Over the turquoise sea,
partially shrouded in a warm sea mist,
lies the mainland.
Sharp, folded hills
slope down to the water and surround coastal villages.
Nearer, back across my side of the sea,
the land slopes steeply,
covered in palms and pines,
down to the shoreline.
This vista is mine to absorb.

Nearer still,
swooping across the pool,
and under, through and around the veranda,
is a large family of noisy swallows.
Experienced adults chase younger newly fledged birds –
chirruping and shouting they go from light to shade and back to light.
Black topped with white underbelly
they dive and twist, soar and turn, hover and swoop.
The algorithms and formulae of their dance
would infinitely stretch the blackboards of Oxford, Cambridge, Harvard.

They have a whole landscape to explore,
yet they choose to write their magic in my temporary space.
White bellies turn powder blue
as they fly low across the pool,
reflecting refracted light.

The beauty of alchemy.

Feather to sapphire, sapphire to feather.
On and on.
Round and round.

Reviews
Lovely
Written by Josie (2769 comments posted) 27th August 2007
Oh Phil, let me be the first to tell you how much I enjoyed your poem. the description was so vivid, as was your language.
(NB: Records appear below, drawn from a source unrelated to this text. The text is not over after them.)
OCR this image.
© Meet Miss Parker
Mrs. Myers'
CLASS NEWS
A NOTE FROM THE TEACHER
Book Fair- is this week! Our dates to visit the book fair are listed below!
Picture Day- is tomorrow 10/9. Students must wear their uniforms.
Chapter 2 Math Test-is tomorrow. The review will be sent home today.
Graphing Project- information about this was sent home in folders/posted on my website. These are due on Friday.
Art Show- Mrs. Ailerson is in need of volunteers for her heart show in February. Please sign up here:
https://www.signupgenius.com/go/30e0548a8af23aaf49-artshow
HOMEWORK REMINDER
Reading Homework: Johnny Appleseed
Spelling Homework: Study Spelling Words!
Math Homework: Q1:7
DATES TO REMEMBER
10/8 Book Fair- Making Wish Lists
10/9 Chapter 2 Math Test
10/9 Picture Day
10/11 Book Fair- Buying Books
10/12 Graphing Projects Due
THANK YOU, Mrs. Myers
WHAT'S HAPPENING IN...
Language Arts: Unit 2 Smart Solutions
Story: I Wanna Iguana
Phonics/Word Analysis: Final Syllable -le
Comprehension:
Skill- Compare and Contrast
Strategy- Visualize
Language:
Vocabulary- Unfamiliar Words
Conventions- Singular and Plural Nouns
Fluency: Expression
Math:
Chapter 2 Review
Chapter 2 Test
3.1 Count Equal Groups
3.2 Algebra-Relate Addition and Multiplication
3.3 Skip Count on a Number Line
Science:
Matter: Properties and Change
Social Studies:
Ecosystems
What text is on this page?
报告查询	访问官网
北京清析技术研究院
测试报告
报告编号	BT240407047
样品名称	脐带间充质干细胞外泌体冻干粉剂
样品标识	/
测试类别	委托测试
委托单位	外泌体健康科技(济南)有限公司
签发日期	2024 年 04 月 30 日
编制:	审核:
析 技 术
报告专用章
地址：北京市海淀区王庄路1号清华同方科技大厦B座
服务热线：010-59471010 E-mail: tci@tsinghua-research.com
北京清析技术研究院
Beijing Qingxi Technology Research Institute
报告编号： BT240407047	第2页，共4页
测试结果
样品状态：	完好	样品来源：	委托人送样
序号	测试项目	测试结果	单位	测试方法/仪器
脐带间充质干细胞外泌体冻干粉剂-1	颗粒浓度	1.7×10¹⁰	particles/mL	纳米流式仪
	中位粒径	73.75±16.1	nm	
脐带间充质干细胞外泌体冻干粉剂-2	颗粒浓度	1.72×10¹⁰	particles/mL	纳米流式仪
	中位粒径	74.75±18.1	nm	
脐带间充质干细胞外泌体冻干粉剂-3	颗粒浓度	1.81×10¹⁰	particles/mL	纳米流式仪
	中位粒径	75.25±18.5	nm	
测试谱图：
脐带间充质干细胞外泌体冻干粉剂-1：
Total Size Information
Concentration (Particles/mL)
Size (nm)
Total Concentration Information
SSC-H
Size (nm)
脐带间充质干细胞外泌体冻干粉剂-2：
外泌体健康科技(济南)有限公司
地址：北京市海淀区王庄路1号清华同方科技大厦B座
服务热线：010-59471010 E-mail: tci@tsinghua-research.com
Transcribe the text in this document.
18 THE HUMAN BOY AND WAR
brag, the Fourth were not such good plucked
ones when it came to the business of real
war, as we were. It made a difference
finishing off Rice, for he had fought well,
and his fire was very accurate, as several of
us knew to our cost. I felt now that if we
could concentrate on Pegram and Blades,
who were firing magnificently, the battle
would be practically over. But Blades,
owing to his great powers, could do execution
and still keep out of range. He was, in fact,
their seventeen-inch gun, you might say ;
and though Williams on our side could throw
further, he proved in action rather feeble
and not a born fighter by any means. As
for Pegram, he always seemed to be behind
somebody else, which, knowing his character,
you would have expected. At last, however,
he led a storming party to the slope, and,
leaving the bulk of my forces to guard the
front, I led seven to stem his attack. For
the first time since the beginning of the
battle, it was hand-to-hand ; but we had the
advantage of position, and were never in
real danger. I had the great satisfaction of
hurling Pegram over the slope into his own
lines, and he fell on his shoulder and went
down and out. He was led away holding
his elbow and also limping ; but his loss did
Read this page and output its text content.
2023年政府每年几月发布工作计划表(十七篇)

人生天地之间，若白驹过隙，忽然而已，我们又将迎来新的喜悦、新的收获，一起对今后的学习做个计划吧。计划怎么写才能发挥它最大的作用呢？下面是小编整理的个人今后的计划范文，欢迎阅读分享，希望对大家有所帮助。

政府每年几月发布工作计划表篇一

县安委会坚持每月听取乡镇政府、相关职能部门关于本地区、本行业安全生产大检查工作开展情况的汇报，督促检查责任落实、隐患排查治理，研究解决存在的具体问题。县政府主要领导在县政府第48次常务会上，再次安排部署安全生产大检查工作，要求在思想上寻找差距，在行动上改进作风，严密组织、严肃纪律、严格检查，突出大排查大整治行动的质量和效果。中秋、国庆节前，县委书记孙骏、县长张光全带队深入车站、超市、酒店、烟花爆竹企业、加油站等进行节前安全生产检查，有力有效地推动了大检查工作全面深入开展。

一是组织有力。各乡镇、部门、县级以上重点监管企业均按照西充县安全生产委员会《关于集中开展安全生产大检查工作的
I loved "The beauty of alchemy" and "Feather to sapphire, sapphire to feather, on and on, Round and Round". What a lovely description. I also loved the description of their dancing. Great stuff!
A poem as well
Written by Bottleblondesurfer (3323 comments posted) 30th August 2007
So you did write a "proper" poem about it. It's easy to miss poems as there are so many of them and one can quickly go out of "site" so to speak. Everyone's a poet, it seems. 
It worked quite well as a poem, the language and style suited the poetic form and the metaphors had a lyrical poetic feel to them. 
I suppose the focussed concentrated nature of poetry lends itself better to trying to capture a moment like that, that meant so much to you. It is such a difficult thing to do, to capture that sublime moment and to express it. 
I would love to try and express the feelings I had when I saw the Gaudi buildings in Barcelona,man can beat nature in the beauty stakes. I even tried but as I'm no poet I gave up. So I congratulate you for a valiant effort.